那张正义联盟的脸就着凛然的说话语气,让韩月月笑出了声,“你别说这些肉麻嘻嘻的话,肉快老了,快吃,”说完笑嘻嘻的给他夹了一筷子的肉。不明所以的石峰老实的吃着肉,女人不都喜欢听肉麻的话吗?
“为我的坚持干杯!”
“为我的合解干杯!”
韩月月很长时间没有喝过这么多的酒,酒真是个好东西,麻醉着大脑,闻不到恐惧的消毒水味道,把神经弄得一塌糊涂,什么也连不上,什么也记不得。
“我说为什么每次见到你,你都穿着白衬衣,所来,你的衣柜,只有白衬衣!”石峰看着喜嘻嘻的韩月月觉得世界上最美好的事物就是她的笑了吧。
可是任何麻醉药都有醒的时候,醒的时候发现那些伤口张牙舞爪还在,没有医生的细心缝合,没有自愈的结痂,还在流着血,流着脓,脏着你的心,侵占你的灵魂,控制你的肉体。
窗外,月亮大的血红,灯火阑珊,一颗一颗的烟花升起,炸开,消失。韩月月坐在飘窗端着酒杯,玻璃影子脸上的笑渐渐消失。
“如果爸爸,妈妈在就好了。他们还记得我吗?”心如死灰的月月一瞬间又回来了。让他不知如何是好,他并不知道如何让韩月月的伤口快速结痂。

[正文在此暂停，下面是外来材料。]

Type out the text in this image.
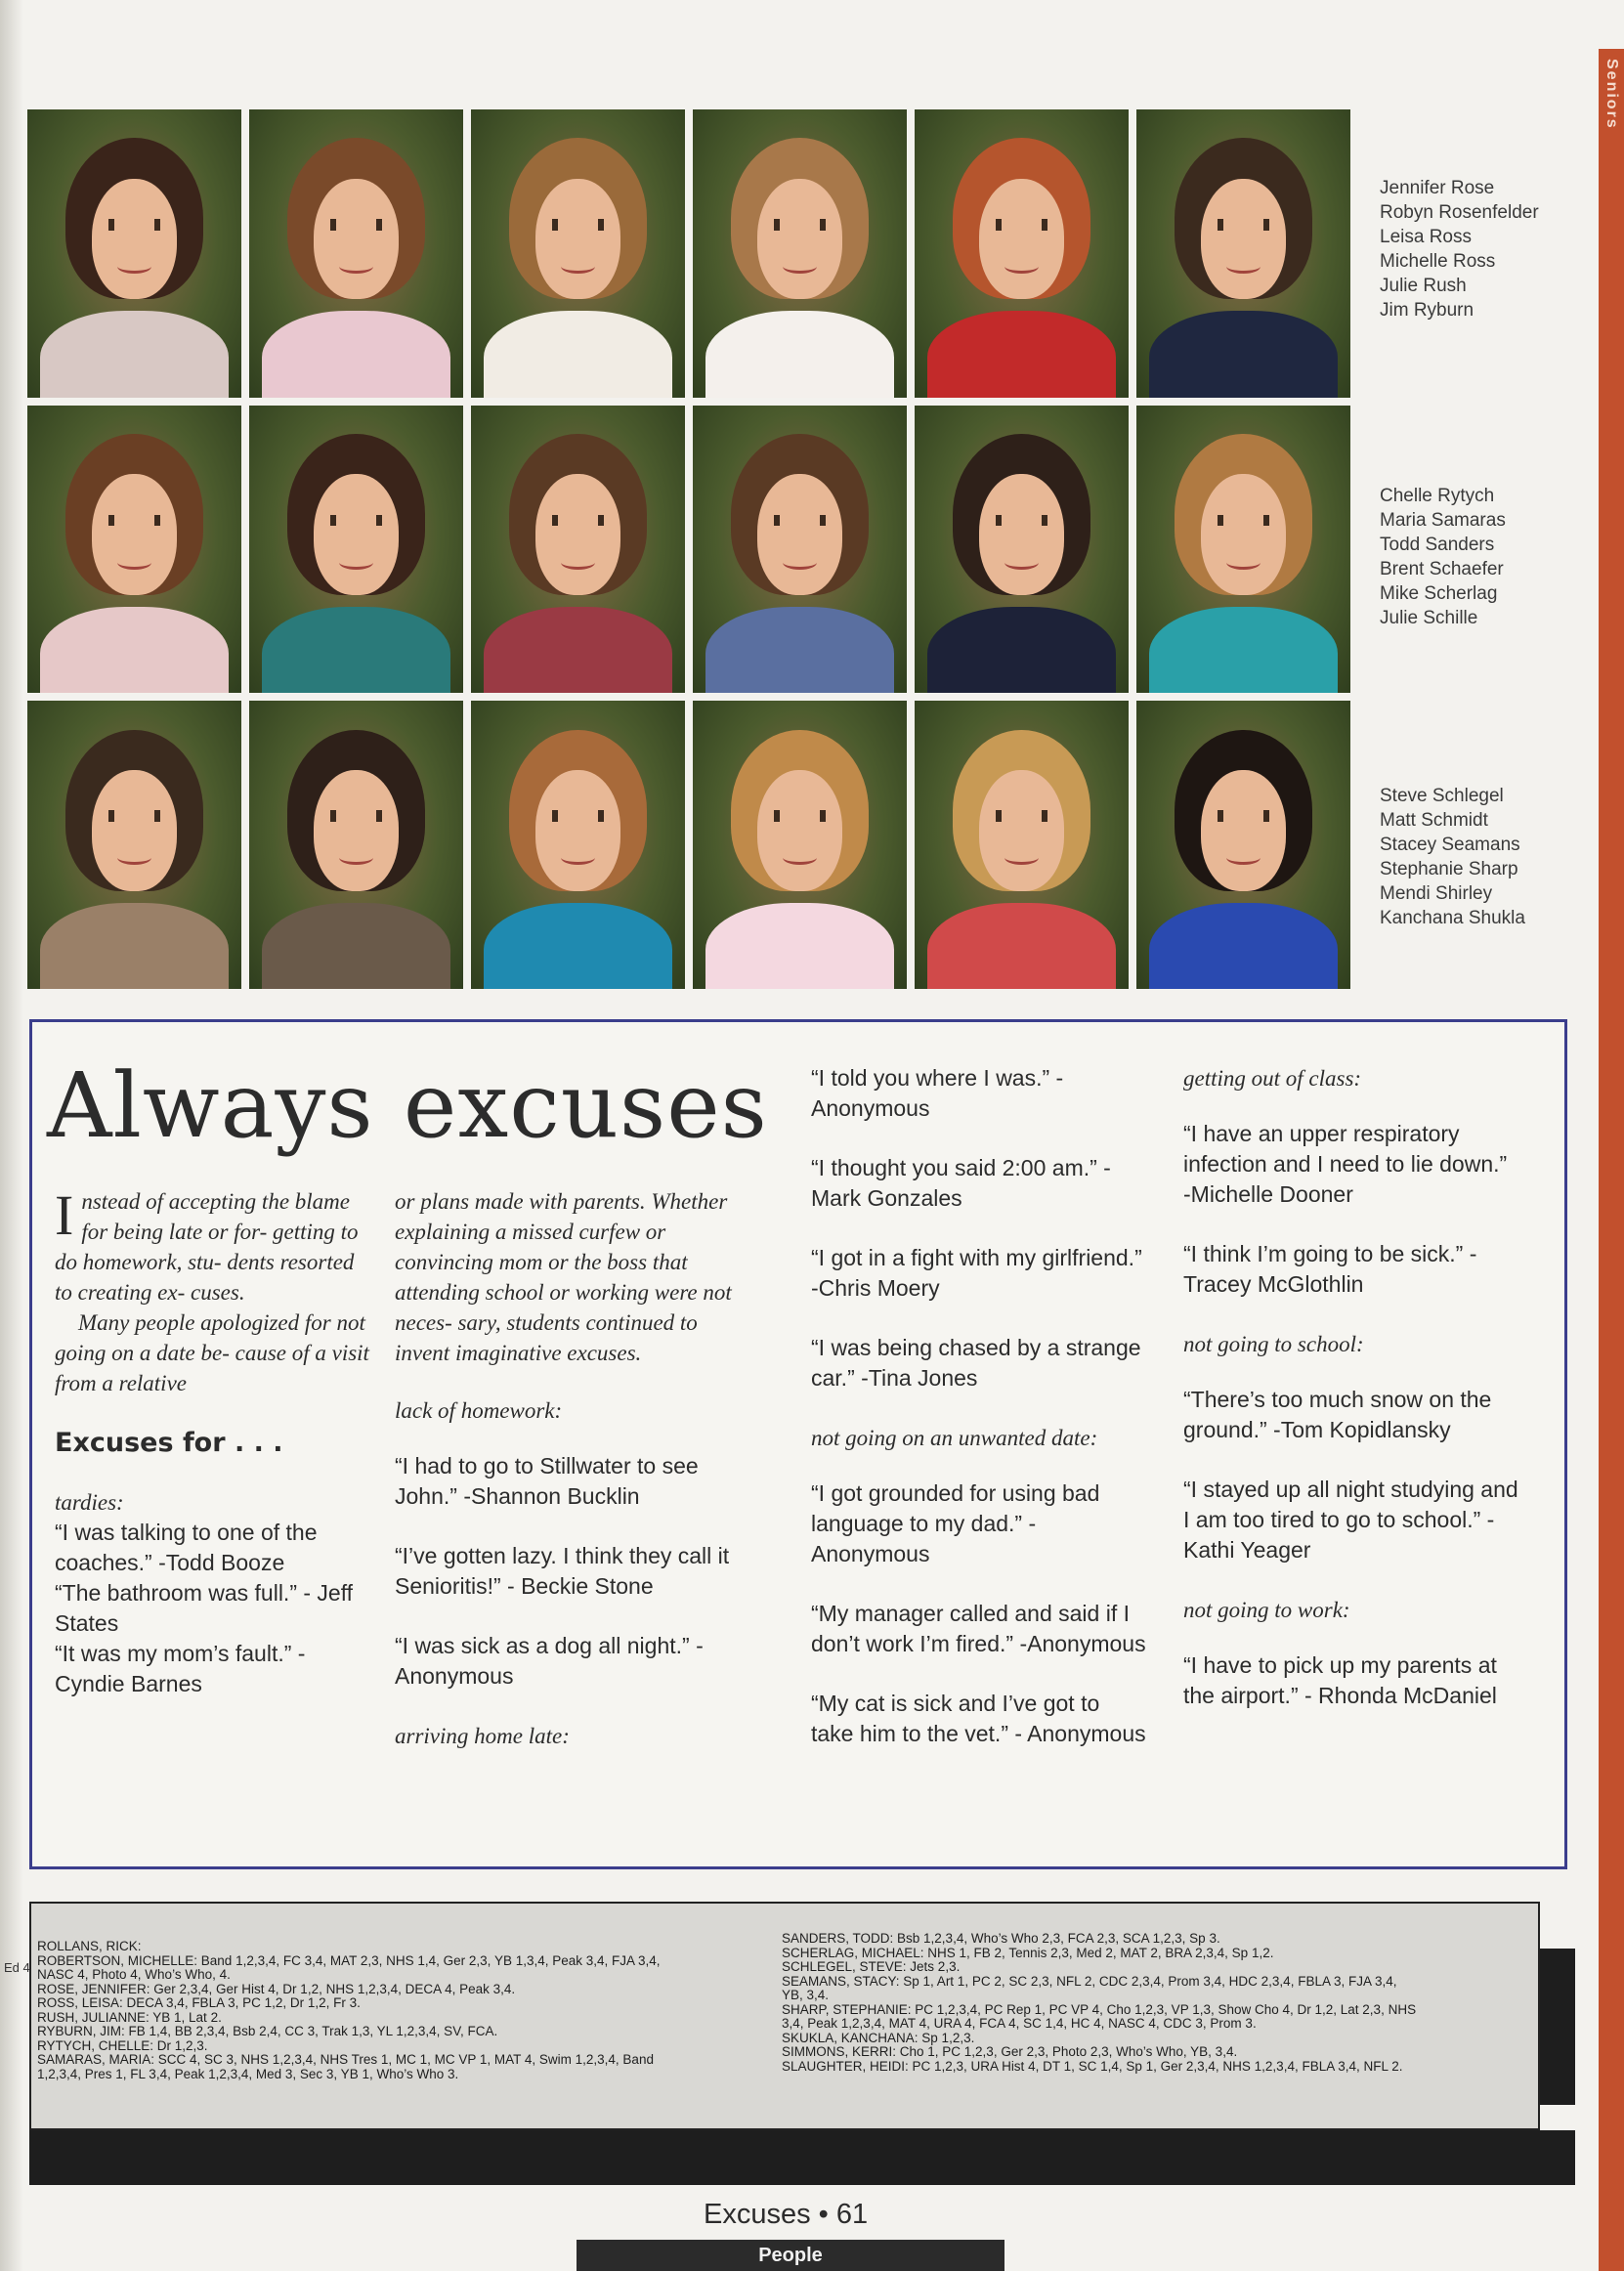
Seniors
Jennifer Rose
Robyn Rosenfelder
Leisa Ross
Michelle Ross
Julie Rush
Jim Ryburn
Chelle Rytych
Maria Samaras
Todd Sanders
Brent Schaefer
Mike Scherlag
Julie Schille
Steve Schlegel
Matt Schmidt
Stacey Seamans
Stephanie Sharp
Mendi Shirley
Kanchana Shukla
Always excuses

Instead of accepting the blame for being late or for- getting to do homework, stu- dents resorted to creating ex- cuses.

Many people apologized for not going on a date be- cause of a visit from a relative

Excuses for . . .

tardies:

“I was talking to one of the coaches.” -Todd Booze

“The bathroom was full.” - Jeff States

“It was my mom’s fault.” - Cyndie Barnes

or plans made with parents. Whether explaining a missed curfew or convincing mom or the boss that attending school or working were not neces- sary, students continued to invent imaginative excuses.

lack of homework:

“I had to go to Stillwater to see John.” -Shannon Bucklin

“I’ve gotten lazy. I think they call it Senioritis!” - Beckie Stone

“I was sick as a dog all night.” -Anonymous

arriving home late:

“I told you where I was.” - Anonymous

“I thought you said 2:00 am.” -Mark Gonzales

“I got in a fight with my girlfriend.” -Chris Moery

“I was being chased by a strange car.” -Tina Jones

not going on an unwanted date:

“I got grounded for using bad language to my dad.” - Anonymous

“My manager called and said if I don’t work I’m fired.” -Anonymous

“My cat is sick and I’ve got to take him to the vet.” - Anonymous

getting out of class:

“I have an upper respiratory infection and I need to lie down.” -Michelle Dooner

“I think I’m going to be sick.” -Tracey McGlothlin

not going to school:

“There’s too much snow on the ground.” -Tom Kopidlansky

“I stayed up all night studying and I am too tired to go to school.” -Kathi Yeager

not going to work:

“I have to pick up my parents at the airport.” - Rhonda McDaniel

Ed 4
ROLLANS, RICK:
ROBERTSON, MICHELLE: Band 1,2,3,4, FC 3,4, MAT 2,3, NHS 1,4, Ger 2,3, YB 1,3,4, Peak 3,4, FJA 3,4,
NASC 4, Photo 4, Who’s Who, 4.
ROSE, JENNIFER: Ger 2,3,4, Ger Hist 4, Dr 1,2, NHS 1,2,3,4, DECA 4, Peak 3,4.
ROSS, LEISA: DECA 3,4, FBLA 3, PC 1,2, Dr 1,2, Fr 3.
RUSH, JULIANNE: YB 1, Lat 2.
RYBURN, JIM: FB 1,4, BB 2,3,4, Bsb 2,4, CC 3, Trak 1,3, YL 1,2,3,4, SV, FCA.
RYTYCH, CHELLE: Dr 1,2,3.
SAMARAS, MARIA: SCC 4, SC 3, NHS 1,2,3,4, NHS Tres 1, MC 1, MC VP 1, MAT 4, Swim 1,2,3,4, Band
1,2,3,4, Pres 1, FL 3,4, Peak 1,2,3,4, Med 3, Sec 3, YB 1, Who’s Who 3.
SANDERS, TODD: Bsb 1,2,3,4, Who’s Who 2,3, FCA 2,3, SCA 1,2,3, Sp 3.
SCHERLAG, MICHAEL: NHS 1, FB 2, Tennis 2,3, Med 2, MAT 2, BRA 2,3,4, Sp 1,2.
SCHLEGEL, STEVE: Jets 2,3.
SEAMANS, STACY: Sp 1, Art 1, PC 2, SC 2,3, NFL 2, CDC 2,3,4, Prom 3,4, HDC 2,3,4, FBLA 3, FJA 3,4,
YB, 3,4.
SHARP, STEPHANIE: PC 1,2,3,4, PC Rep 1, PC VP 4, Cho 1,2,3, VP 1,3, Show Cho 4, Dr 1,2, Lat 2,3, NHS
3,4, Peak 1,2,3,4, MAT 4, URA 4, FCA 4, SC 1,4, HC 4, NASC 4, CDC 3, Prom 3.
SKUKLA, KANCHANA: Sp 1,2,3.
SIMMONS, KERRI: Cho 1, PC 1,2,3, Ger 2,3, Photo 2,3, Who’s Who, YB, 3,4.
SLAUGHTER, HEIDI: PC 1,2,3, URA Hist 4, DT 1, SC 1,4, Sp 1, Ger 2,3,4, NHS 1,2,3,4, FBLA 3,4, NFL 2.
Excuses • 61
People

“月月”洗碗的石峰依然不知道如何让她开怀,他只会紧紧的抱着,怕松开手韩月月又碎成灰,将瘦小的韩月月缆入怀中,嘴里哼着摇篮曲,轻轻的拍她的后背。几日忙着裘千千的葬礼没有休息的韩月月在酒力的作用下睡了,紧紧的抓着石峰的衣摆,就像害怕离开妈妈怀抱的孩子,鼻子里都是石峰衣服上洗衣粉和晒过太阳的味道。
下半夜韩月月才睡得沉了,抱她睡觉的石峰腿和胳膊已经麻得没有知觉但他一直没有放手,看她梦中脸上的泪痕,让他心疼,为什么自己这么笨,不会说一些让她开心的话,让她想家,这里就是她的家。放下她,掖好被角,她在身边,握着她的手,陷入深深的自责。
一夜,他想到一个办法,让韩月月忙起来。
于是,初一到初六,两个人,高效率的不休息的跑了滨海市所有营业中的建材家装,韩月月是那种别人交代的事,就一定会认真完成的,不会马虎对付了事。石峰的家,初八家装店恢复营业后,有三个施工队同时入户,而接下来一个月,石峰又以他工作比较忙为理由,给韩月月下了圣旨,赐银票宣监工总拍板职位,韩月月跑装修,又买家具,比蜜蜂还忙。石峰也是心疼,可是,回家后,听她讲着,今天建了什么,买了什么,装了什么,韩月月翘起的嘴角,委屈的要糖吃的小表情,让他痴迷其中,有他多喜欢如些生动的韩月月,就有多害怕那个心如死灰的韩月月。
只要她高兴,他觉得一切都值得。